W ostatnią niedzielę 10 kwietnia Steven Seagal obchodził swoje 70. urodziny. Gwiazda takich filmów jak "Liberator" czy "Wygrać ze śmiercią" za nic ma sobie cywilów ginących w Ukrainie przez rosyjską agresję i wyprawił swój jubileusz w Moskwie.

To jednak jeszcze nie koniec. Gwiazdor kina kopanego do urodzinowego stołu postanowił bowiem zaprosić prokremlowskich propagandystów: naczelnego kolportera putinowskiej propagandy Władimira Sołowjowa oraz redaktorki naczelnej kontrolowanej przez rząd sieci informacyjnej Margarity Simonian.

Podczas przyjęcia Seagal zapewnił o swoim wsparciu dla Rosji. Jego przemówienie na język rosyjski tłumaczył Sołowjow. – Każdy z was jest moją rodziną i moimi przyjaciółmi. I kocham was wszystkich. Stoimy razem, na dobre i na złe – powiedział Seagal, wznosząc urodzinowy toast.

Seagal i Rosja

Seagal rosyjski paszport ma od 2016 roku. Nie jest również tajemnicą, że od wielu lat pozostaje w bliskich stosunkach z Władimirem Putinem. Amerykański aktor wielokrotnie dał się sfotografować nie tylko z nim, ale również z Alaksandrem Łukaszenką czy wenezuelskim prezydentem Nicolasem Maduro.

Ponadto, w 2018 roku Seagal został również specjalnym rosyjskim wysłannikiem, który miał poprawić stosunki kraju ze Stanami Zjednoczonymi. W 2021 roku otrzymał nawet legitymację prorosyjskiej partii Sprawiedliwa Rosja – Za Prawdę.

Niektórzy uważają, że amerykańskiemu gwiazdorowi w ostatnim czasie fikcja myli się z rzeczywistością. Wskazywać ma na to chociażby to, że aktor niedawno przyznał się do... bycia agentem CIA.

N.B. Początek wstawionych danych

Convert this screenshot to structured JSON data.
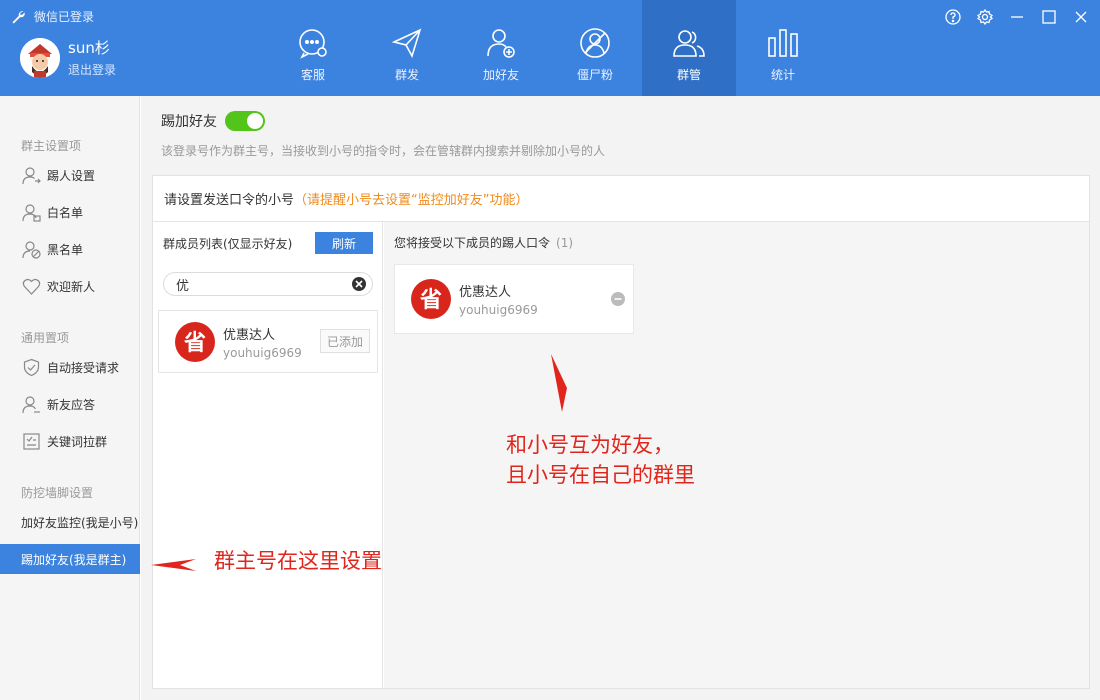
{
  "app": {
    "status": "微信已登录"
  },
  "user": {
    "name": "sun杉",
    "logout": "退出登录"
  },
  "nav": [
    {
      "label": "客服",
      "icon": "chat-icon"
    },
    {
      "label": "群发",
      "icon": "send-icon"
    },
    {
      "label": "加好友",
      "icon": "add-friend-icon"
    },
    {
      "label": "僵尸粉",
      "icon": "zombie-icon"
    },
    {
      "label": "群管",
      "icon": "group-icon",
      "active": true
    },
    {
      "label": "统计",
      "icon": "stats-icon"
    }
  ],
  "sidebar": {
    "section1": "群主设置项",
    "section2": "通用置项",
    "section3": "防挖墙脚设置",
    "items": [
      {
        "label": "踢人设置"
      },
      {
        "label": "白名单"
      },
      {
        "label": "黑名单"
      },
      {
        "label": "欢迎新人"
      },
      {
        "label": "自动接受请求"
      },
      {
        "label": "新友应答"
      },
      {
        "label": "关键词拉群"
      },
      {
        "label": "加好友监控(我是小号)"
      },
      {
        "label": "踢加好友(我是群主)",
        "active": true
      }
    ]
  },
  "main": {
    "toggle_title": "踢加好友",
    "toggle_on": true,
    "description": "该登录号作为群主号，当接收到小号的指令时，会在管辖群内搜索并剔除加小号的人",
    "panel_title": "请设置发送口令的小号",
    "panel_hint": "（请提醒小号去设置“监控加好友”功能）",
    "left": {
      "list_title": "群成员列表(仅显示好友)",
      "refresh": "刷新",
      "search_value": "优",
      "member": {
        "name": "优惠达人",
        "id": "youhuig6969",
        "status": "已添加"
      }
    },
    "right": {
      "title": "您将接受以下成员的踢人口令",
      "count": "(1)",
      "member": {
        "name": "优惠达人",
        "id": "youhuig6969"
      }
    }
  },
  "annotations": {
    "note1_line1": "和小号互为好友，",
    "note1_line2": "且小号在自己的群里",
    "note2": "群主号在这里设置"
  },
  "colors": {
    "header": "#3c83e0",
    "active_nav": "#2f6fc6",
    "toggle": "#52c41a",
    "hint": "#f08b1c",
    "annotation": "#e0261c"
  }
}
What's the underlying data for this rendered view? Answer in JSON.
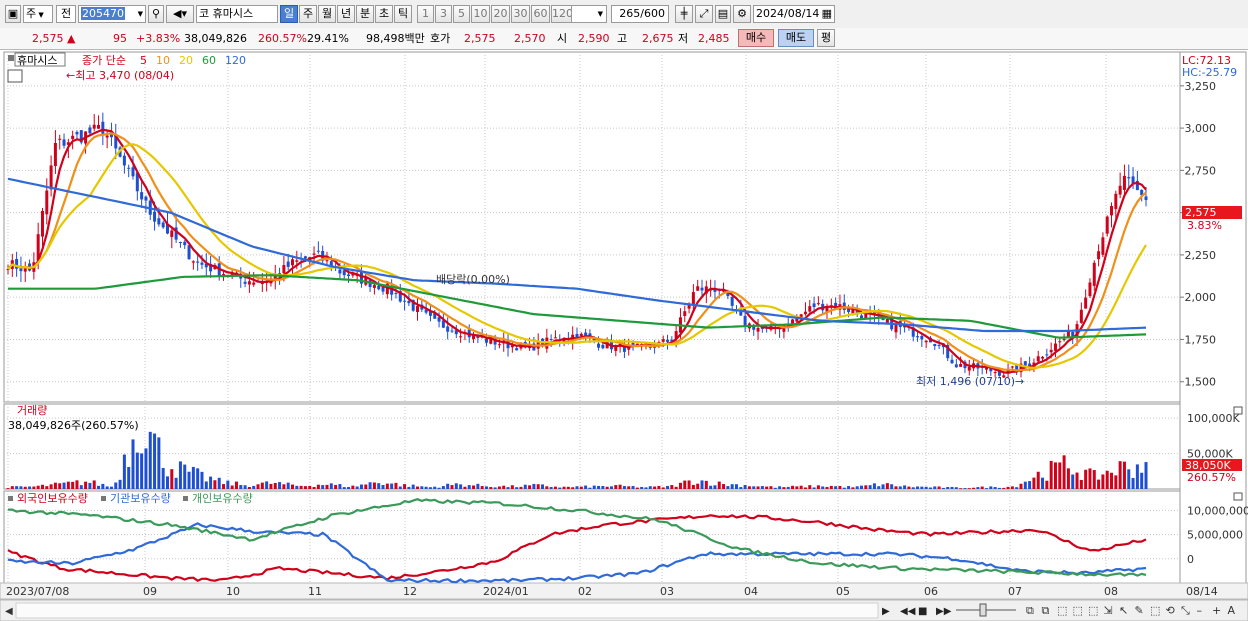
{
  "toolbar": {
    "market": "주",
    "prev_label": "전",
    "code": "205470",
    "stock_name": "휴마시스",
    "code_prefix": "코",
    "periods": [
      "일",
      "주",
      "월",
      "년",
      "분",
      "초",
      "틱"
    ],
    "selected_period": "일",
    "intervals": [
      "1",
      "3",
      "5",
      "10",
      "20",
      "30",
      "60",
      "120"
    ],
    "count": "265",
    "count_total": "/600",
    "date": "2024/08/14"
  },
  "quote": {
    "price": "2,575",
    "arrow": "▲",
    "change": "95",
    "change_pct": "+3.83%",
    "volume": "38,049,826",
    "volume_ratio": "260.57%",
    "turnover": "29.41%",
    "amount": "98,498백만",
    "bid_label": "호가",
    "ask": "2,575",
    "bid": "2,570",
    "open_label": "시",
    "open": "2,590",
    "high_label": "고",
    "high": "2,675",
    "low_label": "저",
    "low": "2,485",
    "buy_label": "매수",
    "sell_label": "매도",
    "avg_label": "평"
  },
  "legend": {
    "stock_name": "휴마시스",
    "close_label": "종가 단순",
    "ma": [
      {
        "period": "5",
        "color": "#d0021b"
      },
      {
        "period": "10",
        "color": "#f0901a"
      },
      {
        "period": "20",
        "color": "#e6c800"
      },
      {
        "period": "60",
        "color": "#1e9a3a"
      },
      {
        "period": "120",
        "color": "#2f6ad8"
      }
    ],
    "lc": "LC:72.13",
    "hc": "HC:-25.79",
    "high_mark": "최고 3,470 (08/04)",
    "low_mark": "최저 1,496 (07/10)",
    "ex_dividend": "배당락(0.00%)",
    "last_price": "2,575",
    "last_pct": "3.83%"
  },
  "volume_panel": {
    "title": "거래량",
    "info": "38,049,826주(260.57%)",
    "axis_ticks": [
      "100,000K",
      "50,000K"
    ],
    "last_value": "38,050K",
    "last_pct": "260.57%",
    "colors": {
      "up": "#d0021b",
      "down": "#1f4fd1"
    }
  },
  "holding_panel": {
    "series": [
      {
        "name": "외국인보유수량",
        "color": "#d0021b"
      },
      {
        "name": "기관보유수량",
        "color": "#2f6ad8"
      },
      {
        "name": "개인보유수량",
        "color": "#3a9a5a"
      }
    ],
    "axis_ticks": [
      "10,000,000",
      "5,000,000",
      "0"
    ]
  },
  "x_axis_labels": [
    "2023/07/08",
    "09",
    "10",
    "11",
    "12",
    "2024/01",
    "02",
    "03",
    "04",
    "05",
    "06",
    "07",
    "08",
    "08/14"
  ],
  "chart_data": [
    {
      "type": "candlestick",
      "title": "휴마시스",
      "ylim": [
        1380,
        3450
      ],
      "yticks": [
        1500,
        1750,
        2000,
        2250,
        2500,
        2750,
        3000,
        3250
      ],
      "months": [
        "2023/07",
        "09",
        "10",
        "11",
        "12",
        "2024/01",
        "02",
        "03",
        "04",
        "05",
        "06",
        "07",
        "08"
      ],
      "close_approx": [
        2200,
        2150,
        2900,
        2950,
        3000,
        2750,
        2500,
        2350,
        2200,
        2150,
        2100,
        2100,
        2200,
        2250,
        2150,
        2100,
        2050,
        1950,
        1850,
        1800,
        1750,
        1720,
        1700,
        1750,
        1780,
        1720,
        1700,
        1700,
        1750,
        2050,
        2050,
        1850,
        1800,
        1850,
        1950,
        1950,
        1900,
        1850,
        1800,
        1750,
        1600,
        1580,
        1550,
        1600,
        1700,
        1800,
        2300,
        2700,
        2575
      ],
      "ma120_approx": [
        2700,
        2600,
        2500,
        2300,
        2180,
        2100,
        2080,
        2050,
        1980,
        1920,
        1860,
        1840,
        1800,
        1800,
        1820
      ],
      "ma60_approx": [
        2050,
        2050,
        2120,
        2130,
        2100,
        2000,
        1900,
        1860,
        1820,
        1840,
        1880,
        1860,
        1760,
        1780
      ]
    },
    {
      "type": "bar",
      "title": "거래량",
      "unit": "K",
      "ylim": [
        0,
        120000
      ],
      "values_approx": [
        3000,
        4000,
        8000,
        12000,
        3000,
        118000,
        40000,
        25000,
        12000,
        6000,
        10000,
        5000,
        8000,
        4000,
        12000,
        6000,
        3000,
        8000,
        5000,
        4000,
        6000,
        3000,
        4000,
        5000,
        3000,
        4000,
        15000,
        8000,
        6000,
        3000,
        4000,
        5000,
        3000,
        8000,
        4000,
        3000,
        2000,
        3000,
        4000,
        25000,
        40000,
        20000,
        35000,
        38050
      ]
    },
    {
      "type": "line",
      "title": "보유수량",
      "ylim": [
        -5000000,
        14000000
      ],
      "series": [
        {
          "name": "외국인보유수량",
          "values_approx": [
            1500000,
            -2000000,
            -3000000,
            -4000000,
            -4500000,
            -2000000,
            -3000000,
            -4000000,
            -2500000,
            -500000,
            5000000,
            7000000,
            8000000,
            9000000,
            8500000,
            7500000,
            6000000,
            5000000,
            5500000,
            6000000,
            1500000,
            4000000
          ]
        },
        {
          "name": "기관보유수량",
          "values_approx": [
            -500000,
            -1000000,
            2000000,
            7000000,
            5500000,
            5000000,
            -4500000,
            -4500000,
            -4500000,
            -4000000,
            -3000000,
            1000000,
            1000000,
            1000000,
            1000000,
            0,
            -2500000,
            -3000000,
            -2000000
          ]
        },
        {
          "name": "개인보유수량",
          "values_approx": [
            10000000,
            9000000,
            7000000,
            4000000,
            9000000,
            12000000,
            11500000,
            10000000,
            8000000,
            2000000,
            -1000000,
            -2000000,
            -2500000,
            -3000000,
            -3500000
          ]
        }
      ]
    }
  ]
}
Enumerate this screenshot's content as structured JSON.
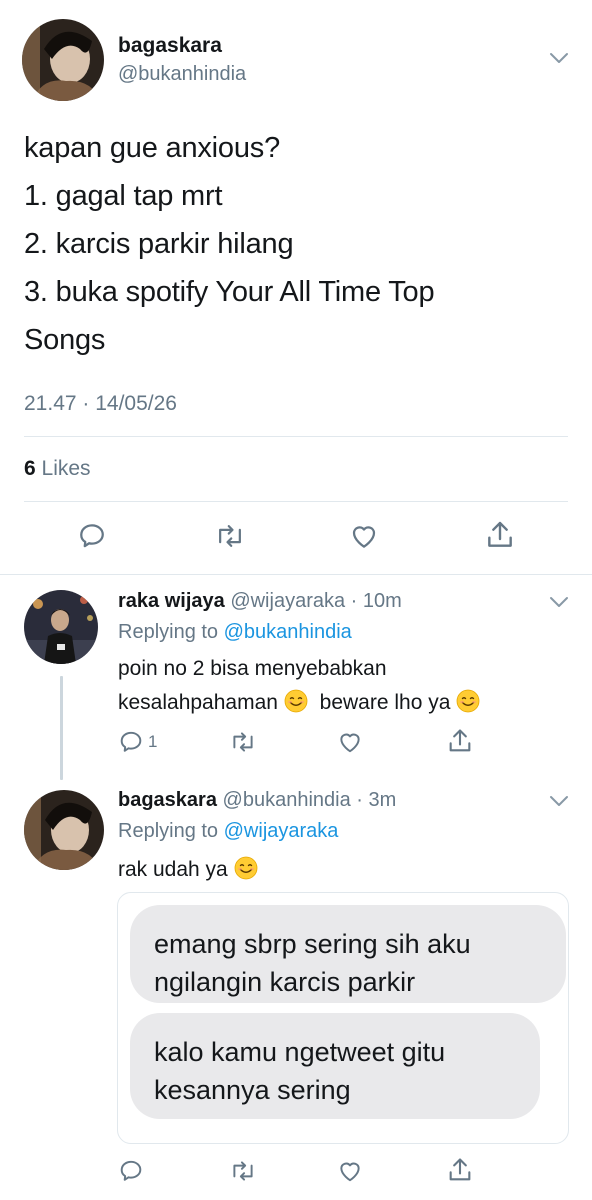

– Nie lubię opowiadać o swoich misjach. Można powiedzieć, że pracowałem dla ludzi, którzy byli w CIA i dla samej CIA. (...) Nie mam głowy do liczb czy dat, więc nie mogę ci podać nawet godziny. Reagowałem na to, co działo się na bieżąco, czy później. Wiem, co robiłem, ale moje wspomnienia nie są takie dokładne – opowiadał w wywiadzie, który ostatnio znów ujrzał światło dzienne.